Dr. Oxiris Barbot, commissioner of the city’s Department of Health and Mental Hygiene, said the newly released data accounts for about two-thirds of the deaths. But she didn’t expect the breakdown to change dramatically with the addition of new data.

“Our reporting is only as good as the data we get in,” she said. “There are other aspects of our data that we are looking to improve.”

Almost all of the data on deaths comes from hospitals and other health care facilities, and excludes many people who died at home without an official diagnosis. Home deaths are one piece of missing data that could alter the racial distribution in the future.

Some immigrant households with non-immigrant or mixed statuses may be reluctant to seek care out of fear of deportation or other penalties, which could explain, in addition to the language barrier, why Latinos comprise the largest number of deaths, said Barbot, who is Latina. 

“I am very concerned when I see the very large percentage of Latinos who’ve died from this,” she said. 

The disparities in deaths from the coronavirus is apparent statewide, too. As of Wednesday, there were 6,268 deaths from the coronavirus in the state, and early data showed 62% were white; 18% were black (double their share of the state population); 14% were Latino; and 4% were Asian. 

Statewide, 149,136 people have tested positive and 6,268 have died, including the 779 in just the past 24 hours, the highest single-day total so far. 

Gov. Andrew Cuomo Wednesday said the state would immediately increase testing in poor and minority communities in response to the new data.

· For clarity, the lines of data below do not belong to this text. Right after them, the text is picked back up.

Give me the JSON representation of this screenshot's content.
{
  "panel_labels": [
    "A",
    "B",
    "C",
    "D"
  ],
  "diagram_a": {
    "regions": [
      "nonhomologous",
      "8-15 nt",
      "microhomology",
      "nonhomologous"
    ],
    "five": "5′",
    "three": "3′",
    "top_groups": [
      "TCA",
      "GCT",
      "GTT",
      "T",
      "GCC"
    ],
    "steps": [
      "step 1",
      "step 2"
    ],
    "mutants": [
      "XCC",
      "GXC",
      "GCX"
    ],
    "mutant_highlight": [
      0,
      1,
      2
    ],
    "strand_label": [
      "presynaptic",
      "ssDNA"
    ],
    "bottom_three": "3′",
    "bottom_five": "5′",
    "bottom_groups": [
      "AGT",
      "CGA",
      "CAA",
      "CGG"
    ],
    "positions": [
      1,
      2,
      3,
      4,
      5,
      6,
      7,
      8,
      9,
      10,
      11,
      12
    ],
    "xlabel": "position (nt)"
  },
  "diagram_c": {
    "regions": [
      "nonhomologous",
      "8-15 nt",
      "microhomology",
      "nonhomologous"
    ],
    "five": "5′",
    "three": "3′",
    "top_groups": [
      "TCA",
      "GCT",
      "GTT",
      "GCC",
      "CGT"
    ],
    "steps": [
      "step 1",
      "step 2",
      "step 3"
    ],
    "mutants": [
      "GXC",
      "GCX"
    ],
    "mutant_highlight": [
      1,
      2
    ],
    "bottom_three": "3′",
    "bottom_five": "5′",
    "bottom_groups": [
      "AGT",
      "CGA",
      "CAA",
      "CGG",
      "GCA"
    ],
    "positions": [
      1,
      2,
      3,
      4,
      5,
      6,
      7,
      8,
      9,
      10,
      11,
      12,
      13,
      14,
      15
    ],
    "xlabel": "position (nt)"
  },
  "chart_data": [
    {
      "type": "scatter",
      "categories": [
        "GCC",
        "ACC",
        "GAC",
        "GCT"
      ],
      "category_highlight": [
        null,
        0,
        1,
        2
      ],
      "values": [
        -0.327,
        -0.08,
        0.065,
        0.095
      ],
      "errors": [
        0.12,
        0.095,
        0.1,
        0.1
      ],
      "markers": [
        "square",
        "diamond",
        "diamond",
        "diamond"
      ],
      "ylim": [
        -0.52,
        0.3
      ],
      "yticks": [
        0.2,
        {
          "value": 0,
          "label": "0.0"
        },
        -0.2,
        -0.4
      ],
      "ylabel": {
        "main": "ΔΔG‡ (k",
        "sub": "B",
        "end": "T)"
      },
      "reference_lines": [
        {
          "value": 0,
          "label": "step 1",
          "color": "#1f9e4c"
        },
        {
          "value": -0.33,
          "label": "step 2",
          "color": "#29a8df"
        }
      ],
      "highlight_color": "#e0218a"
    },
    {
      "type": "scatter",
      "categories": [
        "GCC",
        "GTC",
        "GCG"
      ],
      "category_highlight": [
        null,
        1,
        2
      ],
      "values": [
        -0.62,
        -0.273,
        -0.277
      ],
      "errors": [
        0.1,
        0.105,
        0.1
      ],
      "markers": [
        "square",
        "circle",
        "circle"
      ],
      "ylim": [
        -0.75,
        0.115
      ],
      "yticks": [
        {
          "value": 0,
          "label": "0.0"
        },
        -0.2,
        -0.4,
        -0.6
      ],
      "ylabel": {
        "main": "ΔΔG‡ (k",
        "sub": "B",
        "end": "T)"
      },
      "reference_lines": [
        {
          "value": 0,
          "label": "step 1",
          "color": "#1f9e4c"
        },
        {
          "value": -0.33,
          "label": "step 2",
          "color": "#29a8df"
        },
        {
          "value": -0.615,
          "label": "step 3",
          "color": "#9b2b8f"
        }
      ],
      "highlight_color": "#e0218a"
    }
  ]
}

He said he’s tapped Havidán Rodríguez, president of the State University of New York’s Albany campus, to spearhead that effort, including research into why the racial disparity exists. 

Many of New York City’s essential workers, including delivery drivers, grocery store clerks and transit workers, are black or Latino. Their greater exposure could also play a role in the higher rates of death and infection among minorities, Cuomo said. 

“It always seems the poorest people pay the highest price, why is that?” Cuomo said, drawing parallels to the aftermath of Hurricane Katrina in New Orleans. “The people standing on those rooftops were not rich white people. But let’s figure it out, let’s learn from this moment and do it now.”